Back to Articles
Introducing SIMON: An Open-Source Tool for Analyzing Semantic NLP in Email and Social Media Content
SIMON, or Semantic Inference for the Modeling of Ontologies, is an open-source text classification tool developed by NK Labs in Austin, TX. Using character-level analysis, SIMON enables researchers to study natural language samples such as blogs, email and social media posts with impressive accuracy and greater efficiency than existing programs. The project is supported by DARPA, and is part of a machine learning system that aims to replace some of the more tedious work data scientists do.
Down to the Letter
SIMON’s technical features support increasingly precise and efficient study of online communication. Because it operates at the character-level as opposed to word or sentence-level, SIMON can be applied with minimal modification to different languages, different alphabets and even non-linguistic character collections such as emoji.
Which “Teddy”? Contextual Analysis
With Bidirectional functionality, SIMON’s natural language analysis is able to look forward and backward to fully understand the meaning of content and the radically different ways we use common terms.
“He said teddy bears are on sale.”
“He said Teddy Roosevelt was a great president.”
In the examples above, “teddy” clearly means two very different things. A system that has read up to that word and which only reads in one direction could not distinguish the two contexts.
How Was that Taco?
With SIMON a user can gain a better understanding of context and tone.
“I want a taco bad.”
“I just had a taco. It was bad.”
In the examples above, SIMON’s sentiment analysis can determine the tone of the first sentence as positive and the second sentence as negative. While sentiment analysis itself isn’t new, SIMON’s ability to analyze sentiment at the character level enables it to be more effective by gracefully accommodating spelling errors, language variations and other variables.
Going Beyond the Usual ML Analysis
SIMON is part of DARPA’s AutoML system that automates data science pipelines. To get started, a user supplies a task in natural language, such as determining whether an email is from a legitimate sender or from a bot trying to sell you a new mortgage. The machine applies all necessary preprocessing and machine learning algorithms, and communicates the results to the user in natural language. SIMON’s role in the AutoML system is preprocessing to semantically classify tabular data.
SIMON goes beyond traditional natural language analysis by relying on Transfer Learning, which is still a relatively new practice in natural language processing. SIMON learns an initial set of data and then applies that knowledge to another domain with significantly reduced training requirements.
SIMON is able to take a tabular dataset and semantically classify it into base classes (such as integers, data strings, addresses, etc.) that can be used for appropriate analysis. Whereas most traditional learning algorithms (like Pandas.dtypes) are single-label classification algorithms, SIMON is defined as a multi-class and multi-label classification formulation.
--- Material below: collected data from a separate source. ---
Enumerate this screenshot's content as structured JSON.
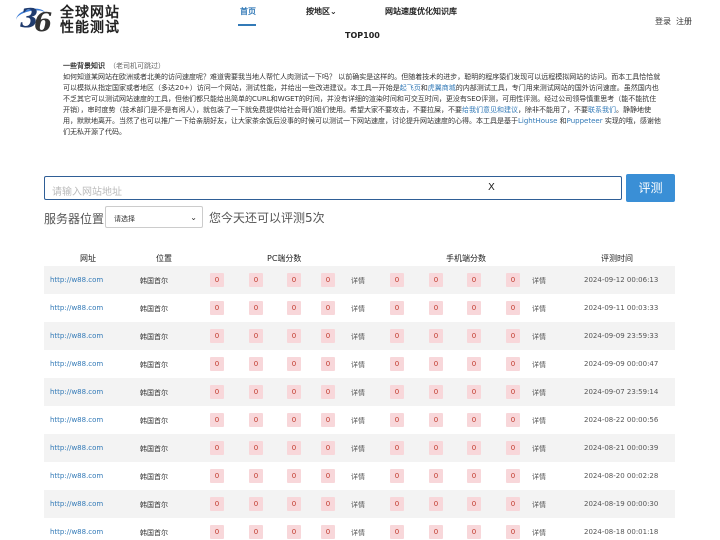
{
  "logo": {
    "line1": "全球网站",
    "line2": "性能测试",
    "mark3": "3",
    "mark6": "6"
  },
  "nav": {
    "home": "首页",
    "region": "按地区",
    "region_caret": "⌄",
    "knowledge": "网站速度优化知识库",
    "top100": "TOP100",
    "login": "登录",
    "register": "注册"
  },
  "intro": {
    "title": "一些背景知识",
    "subtitle": "（老司机可跳过）",
    "p1": "如何知道某网站在欧洲或者北美的访问速度呢？难道需要我当地人帮忙人肉测试一下吗？ 以前确实是这样的。但随着技术的进步，聪明的程序猿们发现可以远程模拟网站的访问。而本工具恰恰就可以模拟从指定国家或者地区（多达20+）访问一个网站，测试性能，并给出一些改进建议。本工具一开始是",
    "link1": "起飞页",
    "p2": "和",
    "link2": "虎翼商城",
    "p3": "的内部测试工具，专门用来测试网站的国外访问速度。虽然国内也不乏其它可以测试网站速度的工具，但他们都只能给出简单的CURL和WGET的时间，并没有详细的渲染时间和可交互时间，更没有SEO评测，可用性评测。经过公司领导慎重思考（能不能抗住开销），审时度势（技术部门是不是有闲人），就包装了一下就免费提供给社会哥们姐们使用。希望大家不要攻击，不要拉屎，不要",
    "link3": "给我们意见和建议",
    "p4": "，除非不能用了，不要",
    "link4": "联系我们",
    "p5": "。静静地使用，默默地离开。当然了也可以推广一下给亲朋好友，让大家茶余饭后没事的时候可以测试一下网站速度，讨论提升网站速度的心得。本工具是基于",
    "link5": "LightHouse",
    "p6": " 和",
    "link6": "Puppeteer",
    "p7": " 实现的哦，感谢他们无私开源了代码。"
  },
  "search": {
    "placeholder": "请输入网站地址",
    "clear": "X",
    "button": "评测"
  },
  "server": {
    "label": "服务器位置",
    "selected": "请选择",
    "quota": "您今天还可以评测5次"
  },
  "table": {
    "headers": {
      "site": "网址",
      "location": "位置",
      "pc": "PC端分数",
      "mobile": "手机端分数",
      "time": "评测时间"
    },
    "rows": [
      {
        "url": "http://w88.com",
        "location": "韩国首尔",
        "pc": [
          "0",
          "0",
          "0",
          "0"
        ],
        "pc_detail": "详情",
        "mobile": [
          "0",
          "0",
          "0",
          "0"
        ],
        "mobile_detail": "详情",
        "time": "2024-09-12 00:06:13"
      },
      {
        "url": "http://w88.com",
        "location": "韩国首尔",
        "pc": [
          "0",
          "0",
          "0",
          "0"
        ],
        "pc_detail": "详情",
        "mobile": [
          "0",
          "0",
          "0",
          "0"
        ],
        "mobile_detail": "详情",
        "time": "2024-09-11 00:03:33"
      },
      {
        "url": "http://w88.com",
        "location": "韩国首尔",
        "pc": [
          "0",
          "0",
          "0",
          "0"
        ],
        "pc_detail": "详情",
        "mobile": [
          "0",
          "0",
          "0",
          "0"
        ],
        "mobile_detail": "详情",
        "time": "2024-09-09 23:59:33"
      },
      {
        "url": "http://w88.com",
        "location": "韩国首尔",
        "pc": [
          "0",
          "0",
          "0",
          "0"
        ],
        "pc_detail": "详情",
        "mobile": [
          "0",
          "0",
          "0",
          "0"
        ],
        "mobile_detail": "详情",
        "time": "2024-09-09 00:00:47"
      },
      {
        "url": "http://w88.com",
        "location": "韩国首尔",
        "pc": [
          "0",
          "0",
          "0",
          "0"
        ],
        "pc_detail": "详情",
        "mobile": [
          "0",
          "0",
          "0",
          "0"
        ],
        "mobile_detail": "详情",
        "time": "2024-09-07 23:59:14"
      },
      {
        "url": "http://w88.com",
        "location": "韩国首尔",
        "pc": [
          "0",
          "0",
          "0",
          "0"
        ],
        "pc_detail": "详情",
        "mobile": [
          "0",
          "0",
          "0",
          "0"
        ],
        "mobile_detail": "详情",
        "time": "2024-08-22 00:00:56"
      },
      {
        "url": "http://w88.com",
        "location": "韩国首尔",
        "pc": [
          "0",
          "0",
          "0",
          "0"
        ],
        "pc_detail": "详情",
        "mobile": [
          "0",
          "0",
          "0",
          "0"
        ],
        "mobile_detail": "详情",
        "time": "2024-08-21 00:00:39"
      },
      {
        "url": "http://w88.com",
        "location": "韩国首尔",
        "pc": [
          "0",
          "0",
          "0",
          "0"
        ],
        "pc_detail": "详情",
        "mobile": [
          "0",
          "0",
          "0",
          "0"
        ],
        "mobile_detail": "详情",
        "time": "2024-08-20 00:02:28"
      },
      {
        "url": "http://w88.com",
        "location": "韩国首尔",
        "pc": [
          "0",
          "0",
          "0",
          "0"
        ],
        "pc_detail": "详情",
        "mobile": [
          "0",
          "0",
          "0",
          "0"
        ],
        "mobile_detail": "详情",
        "time": "2024-08-19 00:00:30"
      },
      {
        "url": "http://w88.com",
        "location": "韩国首尔",
        "pc": [
          "0",
          "0",
          "0",
          "0"
        ],
        "pc_detail": "详情",
        "mobile": [
          "0",
          "0",
          "0",
          "0"
        ],
        "mobile_detail": "详情",
        "time": "2024-08-18 00:01:18"
      }
    ]
  },
  "colors": {
    "accent": "#337ab7",
    "button": "#3a8fd6",
    "score_bg": "#f8d7da",
    "score_text": "#c0392b"
  }
}
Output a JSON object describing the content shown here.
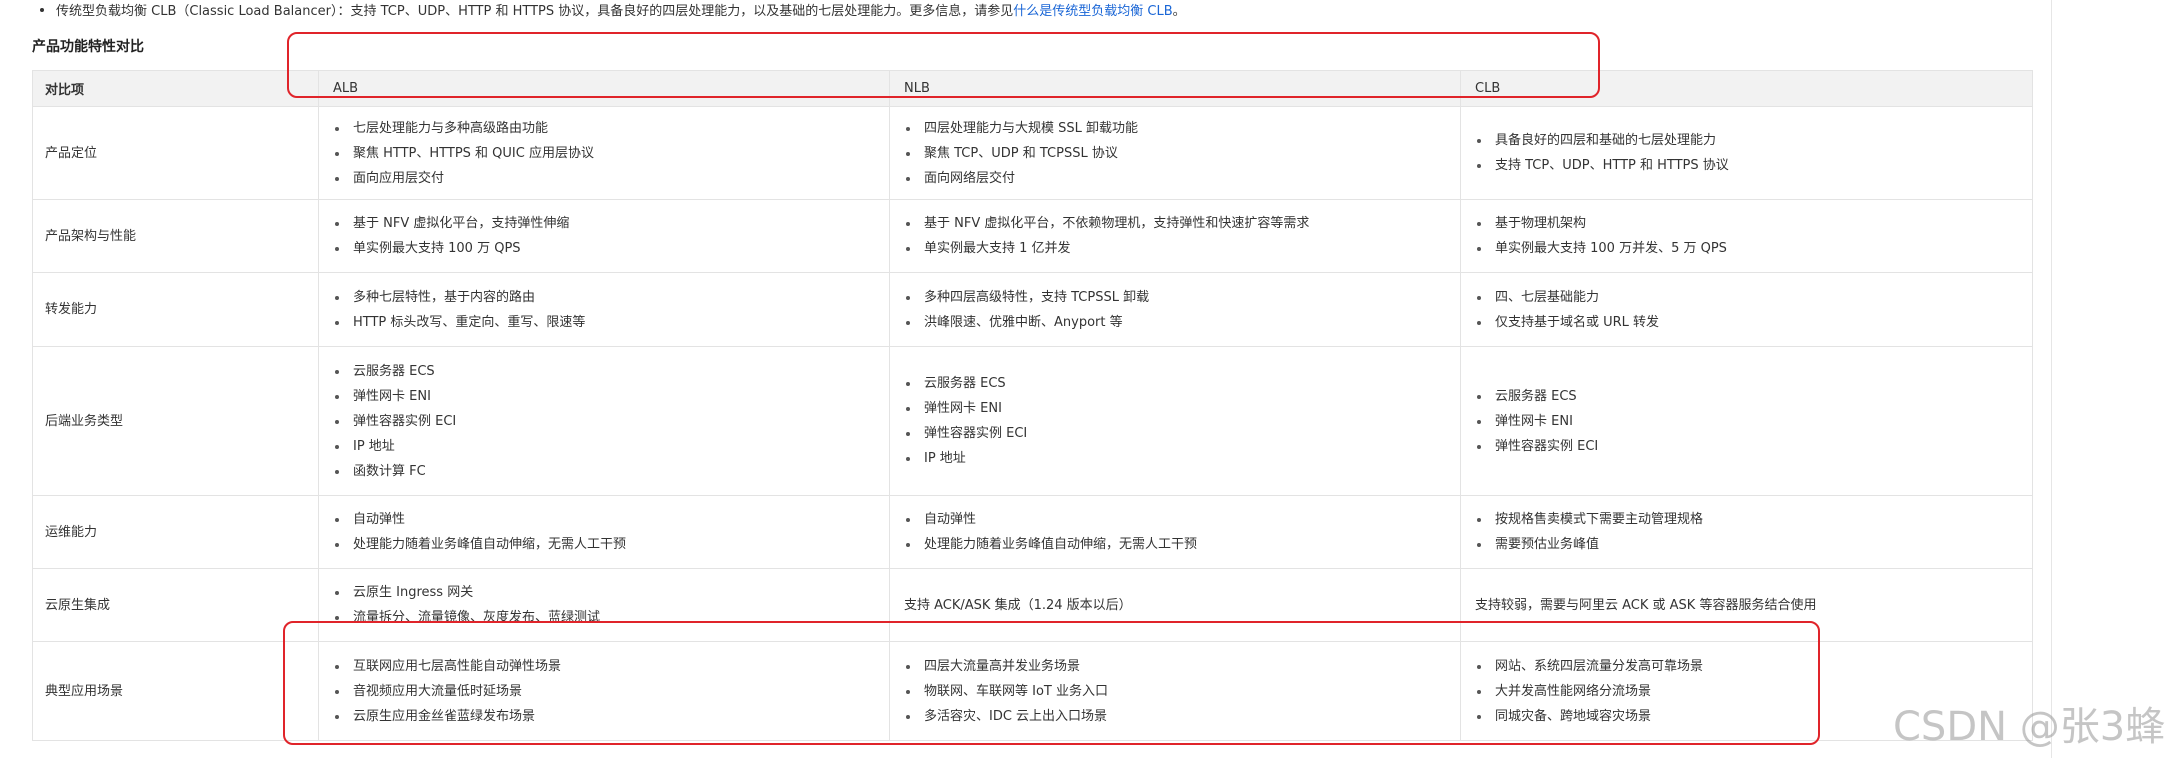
{
  "top_note": {
    "text": "传统型负载均衡 CLB（Classic Load Balancer）：支持 TCP、UDP、HTTP 和 HTTPS 协议，具备良好的四层处理能力，以及基础的七层处理能力。更多信息，请参见",
    "link": "什么是传统型负载均衡 CLB",
    "suffix": "。"
  },
  "section_title": "产品功能特性对比",
  "table": {
    "headers": [
      "对比项",
      "ALB",
      "NLB",
      "CLB"
    ],
    "rows": [
      {
        "label": "产品定位",
        "alb": [
          "七层处理能力与多种高级路由功能",
          "聚焦 HTTP、HTTPS 和 QUIC 应用层协议",
          "面向应用层交付"
        ],
        "nlb": [
          "四层处理能力与大规模 SSL 卸载功能",
          "聚焦 TCP、UDP 和 TCPSSL 协议",
          "面向网络层交付"
        ],
        "clb": [
          "具备良好的四层和基础的七层处理能力",
          "支持 TCP、UDP、HTTP 和 HTTPS 协议"
        ]
      },
      {
        "label": "产品架构与性能",
        "alb": [
          "基于 NFV 虚拟化平台，支持弹性伸缩",
          "单实例最大支持 100 万 QPS"
        ],
        "nlb": [
          "基于 NFV 虚拟化平台，不依赖物理机，支持弹性和快速扩容等需求",
          "单实例最大支持 1 亿并发"
        ],
        "clb": [
          "基于物理机架构",
          "单实例最大支持 100 万并发、5 万 QPS"
        ]
      },
      {
        "label": "转发能力",
        "alb": [
          "多种七层特性，基于内容的路由",
          "HTTP 标头改写、重定向、重写、限速等"
        ],
        "nlb": [
          "多种四层高级特性，支持 TCPSSL 卸载",
          "洪峰限速、优雅中断、Anyport 等"
        ],
        "clb": [
          "四、七层基础能力",
          "仅支持基于域名或 URL 转发"
        ]
      },
      {
        "label": "后端业务类型",
        "alb": [
          "云服务器 ECS",
          "弹性网卡 ENI",
          "弹性容器实例 ECI",
          "IP 地址",
          "函数计算 FC"
        ],
        "nlb": [
          "云服务器 ECS",
          "弹性网卡 ENI",
          "弹性容器实例 ECI",
          "IP 地址"
        ],
        "clb": [
          "云服务器 ECS",
          "弹性网卡 ENI",
          "弹性容器实例 ECI"
        ]
      },
      {
        "label": "运维能力",
        "alb": [
          "自动弹性",
          "处理能力随着业务峰值自动伸缩，无需人工干预"
        ],
        "nlb": [
          "自动弹性",
          "处理能力随着业务峰值自动伸缩，无需人工干预"
        ],
        "clb": [
          "按规格售卖模式下需要主动管理规格",
          "需要预估业务峰值"
        ]
      },
      {
        "label": "云原生集成",
        "alb": [
          "云原生 Ingress 网关",
          "流量拆分、流量镜像、灰度发布、蓝绿测试"
        ],
        "nlb_text": "支持 ACK/ASK 集成（1.24 版本以后）",
        "clb_text": "支持较弱，需要与阿里云 ACK 或 ASK 等容器服务结合使用"
      },
      {
        "label": "典型应用场景",
        "alb": [
          "互联网应用七层高性能自动弹性场景",
          "音视频应用大流量低时延场景",
          "云原生应用金丝雀蓝绿发布场景"
        ],
        "nlb": [
          "四层大流量高并发业务场景",
          "物联网、车联网等 IoT 业务入口",
          "多活容灾、IDC 云上出入口场景"
        ],
        "clb": [
          "网站、系统四层流量分发高可靠场景",
          "大并发高性能网络分流场景",
          "同城灾备、跨地域容灾场景"
        ]
      }
    ]
  },
  "watermark": "CSDN @张3蜂",
  "colors": {
    "highlight": "#e0242a",
    "link": "#1a66d6",
    "header_bg": "#f2f2f2",
    "border": "#e3e3e3"
  }
}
In other words, SIMON is able to take a single input column such as cities and classify the data as a city, a name and as text (string). This means SIMON can identify data as multiple labels or classes, such as recognizing data as a mailing address or a geographic location, or both. SIMON’s versatility is powerful, uncommon and at the forefront of current NLP research trends.
High Success Rate Without Metadata
To test SIMON’s efficacy, NK Lab’s data scientists procured 38 open-source data sets collected and manually annotated by MIT’s Lincoln Labs, and assessed their baseline similarity score. They defined the “similarity score” as a percentage of labels in which any of the automated annotations matched the manual annotations produced by human judgement. Whereas the more traditional Pandas.dtypes annotation achieved an average similarity score of 71 percent, SIMON achieved a similarity score of 92 percent. SIMON also outperforms the manual annotations in that it provides a lot more insight into the data, e.g. when processing tabular data containing physical addresses, SIMON recognizes a “Zip” column not merely as a series of numbers, but also as a postal code.
When testing with email spam classification, SIMON achieved ~99 percent results in training, validation and test accuracy, which amounts to parity with existing state-of-the-art spam classification systems. But unlike those systems, which leverage a host of metadata beyond the content of the message (such as mail server configuration, originating IP address, etc.), SIMON achieves these high results with just the raw semantic elements of the characters and does not use any metadata.
SIMON in Action
Interested in seeing how useful SIMON is firsthand? Check it out in our Github repository here. Want to see it in action? NK Labs will demonstrate SIMON at the AI Community Mixer and Showcase during SXSW 2019. Registration is free and a badge is not required.
Where Does SIMON go from here?
Having experienced the benefits of using character-based, bi-directional Transfer Learning in natural language analysis, NK Labs hopes the work utilized in developing SIMON advances state-of-the-art machine learning. NK Labs is now augmenting SIMON to better support parallel computing (multi-GPU, multi-CPU) and to improve the explainability of neural networks and transfer learning in natural language.